- S. Vikram (Political Commentator)
On Sofia Firdous, Victim-Blaming, and the Epistemic Cowardice of India’s Democratic Conscience
On March 17, 2026, the Indian National Congress suspended Sofia Firdous for cross-voting in the previous day’s Rajya Sabha elections in Odisha. The media verdict followed within hours: traitor, shameless, sold to the BJP. Some put it with communal precision — Muslims could be bought. The party machinery, the press, and social media converged on a single question: what is wrong with her?
Let us pause at that question before accepting it. Sofia Firdous is a first-term MLA from Barabati-Cuttack, young, articulate, from a politically connected and affluent family — a woman with every reason to want a political future and no rational material incentive to destroy it. Bribery is an inadequate explanation for someone of her background who understood that crossing the whip meant career death. The only serious remaining explanation — the one that media and intelligentsia have conspicuously declined to pursue — is coercion. Legal threat through the ED or CBI. Pressure on her family. Physical intimidation.
No public evidence has surfaced, because in a climate of normalised fear, it rarely does. But the pattern across Maharashtra, Karnataka, Goa, and Manipur is not obscure. The instruments are well documented. The outcomes are consistent. And yet the country’s question is not: what was done to her? It is: what is wrong with her?
Blaming a rape victim for her rape performs a precise sleight of hand — it shifts culpability from perpetrator to victim, makes the exercise of power invisible by making its consequences the object of moral scrutiny, and protects the aggressor by destroying the person he harmed. This is not a metaphor deployed for rhetorical effect. It is a structural description of what happened to Sofia Firdous on March 17, 2026, in the full apparatus of Indian democratic discourse. It deserves to be named as such, directly and without softening.
The Corruption of Testimonial Authority
In Indian philosophical epistemology, shabda pramana — reliable verbal testimony — is a valid means of knowledge because society cannot function if every claim must be independently verified. The apta, the reliable authority, is trusted to constitute what is real for those who cannot directly witness events. The media and intelligentsia occupy precisely this position in a democracy. They are granted access, platform, and public trust on the understanding that they will function as apta — that their testimony will be truthful, based on direct inquiry, and transmitted without distortion.
When a media outlet frames Sofia Firdous’s cross-vote as straightforward betrayal, it is not merely being unfair. It is using the authority of shabda pramana to actively produce a false reality — one in which the agents of coercion are invisible and the coerced person is the sole moral actor. Society does not merely receive a biased account. It receives a world in which the ruling party’s use of state agencies as instruments of political pressure does not exist.

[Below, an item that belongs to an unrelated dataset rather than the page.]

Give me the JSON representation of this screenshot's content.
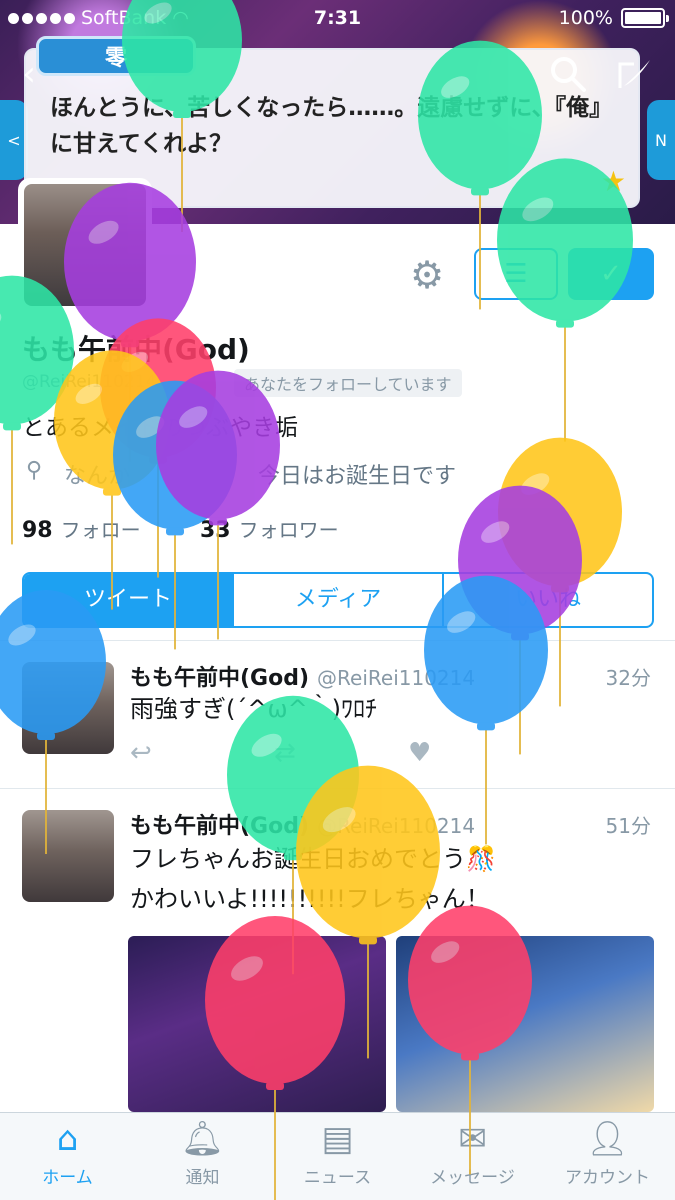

This is not an abdication of journalistic duty. It is the misuse of epistemic authority to manufacture consent for the very power the press exists to check. The media, in these moments, does not simply fail democracy. It becomes an instrument of its dismantling — deploying the trust that democracy has placed in it against democracy’s survival. The intelligentsia that writes columns on opposition disunity without examining the ecosystem that produces it is complicit in the same inversion.

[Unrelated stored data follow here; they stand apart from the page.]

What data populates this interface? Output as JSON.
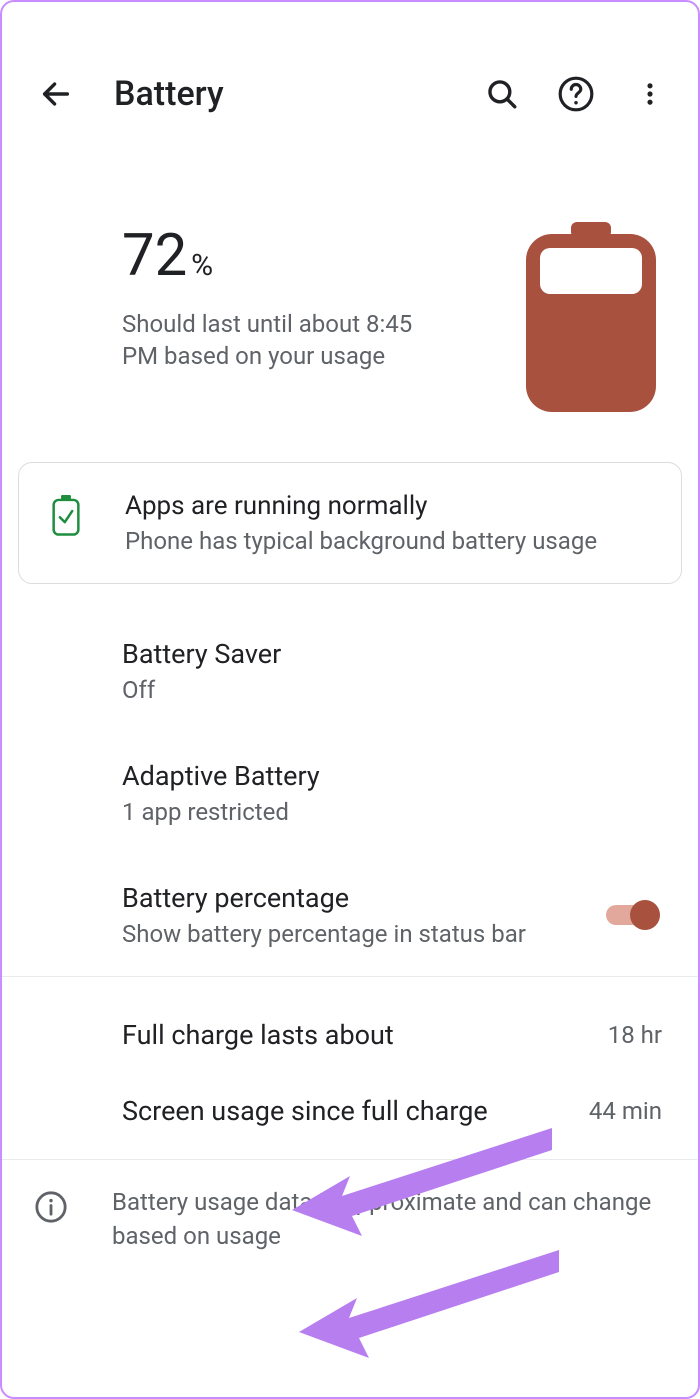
{
  "header": {
    "title": "Battery"
  },
  "summary": {
    "percent": "72",
    "percent_sign": "%",
    "estimate": "Should last until about 8:45 PM based on your usage"
  },
  "status_card": {
    "title": "Apps are running normally",
    "subtitle": "Phone has typical background battery usage"
  },
  "rows": {
    "battery_saver": {
      "title": "Battery Saver",
      "subtitle": "Off"
    },
    "adaptive": {
      "title": "Adaptive Battery",
      "subtitle": "1 app restricted"
    },
    "percentage": {
      "title": "Battery percentage",
      "subtitle": "Show battery percentage in status bar",
      "on": true
    }
  },
  "stats": {
    "full_charge": {
      "label": "Full charge lasts about",
      "value": "18 hr"
    },
    "screen_usage": {
      "label": "Screen usage since full charge",
      "value": "44 min"
    }
  },
  "footer": {
    "text": "Battery usage data is approximate and can change based on usage"
  },
  "colors": {
    "accent": "#a9513f",
    "accent_light": "#e2a89b",
    "annotation": "#b77ef0",
    "text_secondary": "#5f6368",
    "status_green": "#1e8e3e"
  }
}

The Vanquished Psyche and Its Cost
A society that has watched its institutions captured one by one develops a defence mechanism: it displaces blame inward. Unable to confront the aggressor — too powerful, too capable of further punishment — it turns on the individual who visibly broke. Sofia Firdous is that target. She is young, female, Muslim, a first-term MLA with no institutional protection. She is the perfect object for a rage that cannot safely go where it should.
This mechanism accelerates the very defeat it is trying to manage. When the opposition is blamed for weakness rather than the ecosystem that produces weakness, pressure falls on politicians to perform impossible feats of resistance rather than on society to provide the protection that makes resistance possible. The opposition is only as strong as the cover it receives.
A politician who defies coercion and is then suspended by her party, convicted by the media, and shamed by the public has been taught — and has taught every MLA watching — that resistance offers no protection and breaking offers no sympathy. The next act of coercion will meet less resistance. The cowardice is infectious because each instance makes the next less costly and more automatic. The erasure of the last figments of resistance does not stabilise anything. It only worsens the tyranny it declines to name.
The media and intelligentsia are structurally safer than the politicians they cover. They cannot be disqualified under the Tenth Schedule or summoned by the ED for a cross-vote. This relative safety is not a privilege to be protected. It is a responsibility to be discharged — to ask what Sofia Firdous actually faced, to name the coercion ecosystem rather than its victims, to bear the share of the threat that the elected representative cannot afford to bear alone.
The traitor in this story is not Sofia Firdous. The traitor is the discourse that made her the story.